A few months later, Don Ricardo Aldaya moved his family into the house in Avenida del Tibidabo, where, two weeks after their arrival, the couple's youngest child, Penelope, was born. To celebrate the occasion, Aldaya renamed the house 'Villa Penelope'. The new name, however, never stuck. The house had its own character and proved immune to the influence of its new owners. The recent arrivals complained about noises and banging on the walls at night, sudden putrid smells and freezing draughts that seemed to roam through the house like wandering sentinels. The mansion was a compendium of mysteries. It had a double basement, with a sort of crypt, as yet unused, on the lower level. On the higher floor, a chapel was dominated by a large polychrome figure of the crucified Christ, which the servants thought looked disturbingly like Rasputin - a very popular character in the press of the time. The books in the library were constantly being mysteriously rearranged, or turned back to front. There was a room on the third floor, a bedroom that was never used because of the unaccountable damp stains that showed up on the walls and seemed to form blurry faces, where fresh flowers would wilt in just a few minutes and where you could always hear the drone of flies, although it was impossible to see them.
The cooks swore that certain items, such as sugar, disappeared from the larder as if by magic and that the milk took on a red hue at every new moon. Occasionally they found dead birds at the doors of some of the rooms, or small rodents. Other times things went missing, especially jewels and buttons from clothes kept in cupboards and drawers. Sometimes the missing objects would mysteriously reappear, months later, in remote corners of the house or buried in the garden. But usually they were never found again. Don Ricardo was of the opinion that these incidents were nothing but pranks and nonsense. In his view a week's fasting would have curbed his family's fears. What he didn't regard so philosophically were the thefts of his dear wife's jewellery. More than five maids were sacked when different items from the lady's jewellery box disappeared, though they all cried their hearts out, swearing they were innocent. Those in the know tended to think there was no mystery involved: the explanation lay in Don Ricardo's regrettable habit of slipping into the bedrooms of the younger maids at midnight for some extramarital fun and games. His reputation in. this field was almost as notorious as his fortune, and there were those who said that at the rate his exploits were taking place, the illegitimate children he left behind would be able to organize their own union.

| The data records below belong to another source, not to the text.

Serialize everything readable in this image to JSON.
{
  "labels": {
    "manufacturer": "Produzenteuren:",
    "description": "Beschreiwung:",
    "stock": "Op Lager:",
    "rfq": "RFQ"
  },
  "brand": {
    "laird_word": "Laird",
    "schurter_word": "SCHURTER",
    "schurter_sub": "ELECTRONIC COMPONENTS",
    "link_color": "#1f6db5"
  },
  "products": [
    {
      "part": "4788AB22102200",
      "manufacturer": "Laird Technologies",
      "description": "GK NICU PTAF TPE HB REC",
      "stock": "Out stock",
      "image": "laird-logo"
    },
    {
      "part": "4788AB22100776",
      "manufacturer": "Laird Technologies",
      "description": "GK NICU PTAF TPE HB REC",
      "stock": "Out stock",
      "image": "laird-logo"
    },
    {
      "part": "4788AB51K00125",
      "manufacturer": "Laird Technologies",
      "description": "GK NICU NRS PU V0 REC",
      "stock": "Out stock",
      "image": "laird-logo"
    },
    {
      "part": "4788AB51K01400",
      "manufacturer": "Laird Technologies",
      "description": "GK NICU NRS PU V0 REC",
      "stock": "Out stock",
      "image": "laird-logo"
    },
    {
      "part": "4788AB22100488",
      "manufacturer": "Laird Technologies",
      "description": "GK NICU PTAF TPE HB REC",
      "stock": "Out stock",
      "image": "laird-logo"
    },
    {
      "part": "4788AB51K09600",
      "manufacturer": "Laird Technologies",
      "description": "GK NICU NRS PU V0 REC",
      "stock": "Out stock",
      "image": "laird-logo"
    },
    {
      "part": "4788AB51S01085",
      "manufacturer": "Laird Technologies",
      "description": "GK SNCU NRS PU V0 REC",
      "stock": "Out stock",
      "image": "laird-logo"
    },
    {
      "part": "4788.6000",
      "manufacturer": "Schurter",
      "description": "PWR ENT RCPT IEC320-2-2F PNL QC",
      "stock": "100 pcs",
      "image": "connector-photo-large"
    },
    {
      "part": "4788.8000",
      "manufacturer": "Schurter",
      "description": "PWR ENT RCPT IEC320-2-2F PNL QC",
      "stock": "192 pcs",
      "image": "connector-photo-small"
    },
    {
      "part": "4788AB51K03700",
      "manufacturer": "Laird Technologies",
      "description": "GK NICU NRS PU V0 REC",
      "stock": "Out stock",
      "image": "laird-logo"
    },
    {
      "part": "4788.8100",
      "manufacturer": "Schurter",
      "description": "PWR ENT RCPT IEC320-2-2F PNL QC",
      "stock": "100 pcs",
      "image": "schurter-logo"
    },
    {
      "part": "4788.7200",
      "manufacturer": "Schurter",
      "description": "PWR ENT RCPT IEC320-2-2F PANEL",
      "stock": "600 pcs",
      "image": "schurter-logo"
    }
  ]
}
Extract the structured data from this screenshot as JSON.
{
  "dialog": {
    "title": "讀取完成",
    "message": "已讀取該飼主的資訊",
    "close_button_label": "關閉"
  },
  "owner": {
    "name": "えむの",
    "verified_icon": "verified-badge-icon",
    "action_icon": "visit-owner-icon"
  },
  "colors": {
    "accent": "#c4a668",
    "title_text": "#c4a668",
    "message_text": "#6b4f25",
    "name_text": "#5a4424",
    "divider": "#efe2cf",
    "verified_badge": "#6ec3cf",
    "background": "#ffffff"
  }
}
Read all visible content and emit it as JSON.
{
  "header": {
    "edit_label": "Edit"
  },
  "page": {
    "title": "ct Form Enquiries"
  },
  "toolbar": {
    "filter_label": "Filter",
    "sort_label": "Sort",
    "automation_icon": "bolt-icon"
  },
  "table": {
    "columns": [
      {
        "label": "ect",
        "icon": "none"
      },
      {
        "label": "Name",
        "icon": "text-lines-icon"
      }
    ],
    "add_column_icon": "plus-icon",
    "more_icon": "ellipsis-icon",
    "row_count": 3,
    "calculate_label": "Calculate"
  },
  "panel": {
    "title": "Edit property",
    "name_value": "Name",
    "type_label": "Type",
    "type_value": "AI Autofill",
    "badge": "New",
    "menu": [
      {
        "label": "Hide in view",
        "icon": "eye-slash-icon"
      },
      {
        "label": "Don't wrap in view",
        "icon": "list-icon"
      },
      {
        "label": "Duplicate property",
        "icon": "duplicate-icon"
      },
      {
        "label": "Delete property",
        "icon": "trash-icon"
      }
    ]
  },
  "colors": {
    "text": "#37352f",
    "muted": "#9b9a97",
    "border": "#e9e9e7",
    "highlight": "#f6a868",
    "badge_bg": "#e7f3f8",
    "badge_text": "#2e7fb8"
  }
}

The fact was that not only jewels disappeared. In time the family lost its joie de vivre entirely. The Aldaya family was never happy in the house that had been acquired through Don Ricardo's dark arts of negotiation. Senora Aldaya pleaded constantly with her husband to sell the property and move them to a home in the town, or even return to the residence that Puig i Cadafalch had built for grandfather Simon, the patriarch of the clan. Ricardo Aldaya flatly refused. Since he spent most of his time travelling or in the family's factories, he saw no problem with the house. On one occasion little Jorge disappeared for eight hours inside the mansion. His mother and the servants looked for him desperately, but without success. When he reappeared, pale and dazed, he said he'd been in the library the whole time, in the company of a mysterious black woman who had been showing him old photographs and had told him that all the women in the family would die in that house to atone for the sins of the men. The mysterious woman even revealed to little Jorge the date on which his mother would die: 12 April 1921. Needless to say, the so-called black lady was never found, but years later, on 12 April 1921, at first light, Senora Aldaya would be discovered lifeless on her bed. All her jewels had disappeared. When the pond in the courtyard was drained, one of the servant boys found them in the mud at the bottom, next to a doll that had belonged to her daughter, Penelope.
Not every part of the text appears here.